With this small change we can fill the buffer faster especially in I/O dominated operations.

parallel pre-fetch

We can easily isolate this pattern and create a pre-fetch function:

(defn pre-fetch
  "Returns a semi-lazy sequence consisting of the result of applying
   `f` to items of `coll`. It is semi-lazy as it will attempt to keep
   always `n` items in a buffer + 1 item in flight.
   Useful to minimize the waiting time of a consumer."
  [n f coll]
  (->> coll
    (map (fn [i] (future (f i))))
    (seque n)
    (map deref)))

and then use it as:

(->> (my-lazy-seq)
  (pre-fetch 5 load)
  (map process)
  (take 10)
  (doall))

What about pmap?

pmap has a similar behaviour but you can’t control how many items are realized. It depends on the number of CPU cores in available in the runtime machine. pmap always uses (+ 2 (.. Runtime getRuntime availableProcessors)) threads.

(->> (my-lazy-seq)
  (pmap load)
  (map process)
  (take 10)
  (doall))

;; Loading: 0
;; Loading: 1
;; Loading: 2
;; Loading: 4
;; Loading: 8
;; Loading: 3
;; Loading: 9
;; Loading: 7
;; Loading: 6
;; Loading: 5
;; Loading: 12
;; Loading: 11
;; Loading: 10
;; Processing: 0
;; Processing: 1
;; Loading: 13
;; Loading: 14
;; Processing: 2
;; Processing: 3
;; Loading: 15
;; Processing: 4
;; Loading: 16
;; Processing: 5
;; Loading: 17
;; Processing: 6
;; Loading: 18
;; Processing: 7
;; Loading: 19
;; Processing: 8
;; Loading: 20
;; Processing: 9
;; Loading: 21
;; => (0 1 2 3 4 5 6 7 8 9)

My laptop has 10 CPU cores so the load ran on 12 items.

pmap

Conclusions

Throughout this post, we’ve delved into various types of lazy sequences and examined their influence on the execution of mapping functions. We explored three distinct categories of lazy sequences:

  1. The “truly” lazy sequences, which realize items individually as they are requested.
  2. The chunked sequences, which process multiple items simultaneously.
  3. The buffered sequences, which consistently maintain a reservoir of realized items, ready for consumption.

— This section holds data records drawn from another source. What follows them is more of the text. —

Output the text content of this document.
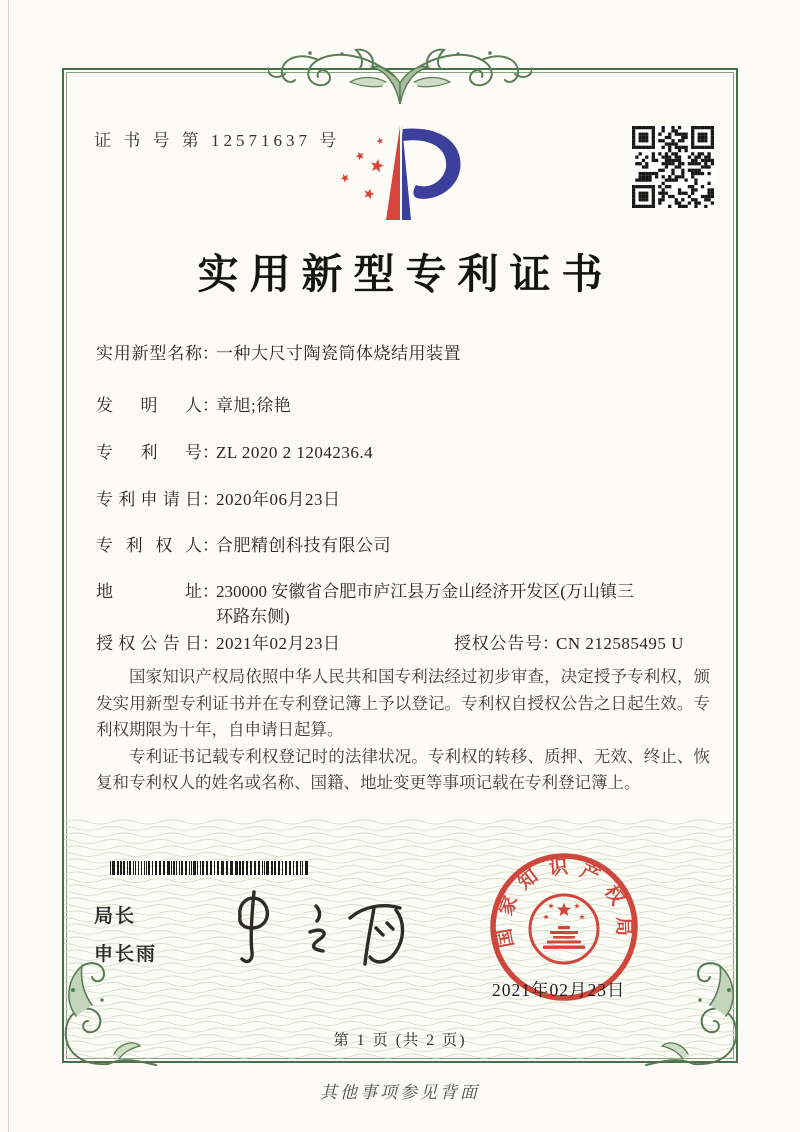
证 书 号 第 12571637 号
实用新型专利证书
实用新型名称：一种大尺寸陶瓷筒体烧结用装置
发明人：章旭;徐艳
专利号：ZL 2020 2 1204236.4
专利申请日：2020年06月23日
专利权人：合肥精创科技有限公司
地址：230000 安徽省合肥市庐江县万金山经济开发区(万山镇三
环路东侧)
授权公告日：2021年02月23日	授权公告号：CN 212585495 U

国家知识产权局依照中华人民共和国专利法经过初步审查，决定授予专利权，颁发实用新型专利证书并在专利登记簿上予以登记。专利权自授权公告之日起生效。专利权期限为十年，自申请日起算。

专利证书记载专利权登记时的法律状况。专利权的转移、质押、无效、终止、恢复和专利权人的姓名或名称、国籍、地址变更等事项记载在专利登记簿上。

局长
申长雨
国家知识产权局
2021年02月23日
第 1 页 (共 2 页)
其他事项参见背面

The salient distinction between chunked and buffered sequences lies in their approach to realization. While chunked sequences await a consumer’s request for an item, buffered sequences take a proactive stance, anticipating the need and realizing a batch of items from the preceding sequence.

Each of these types occupies its unique niche and finds relevance in various applications. It rests upon us, the developers, to judiciously select the most fitting type tailored to the specific challenges we encounter.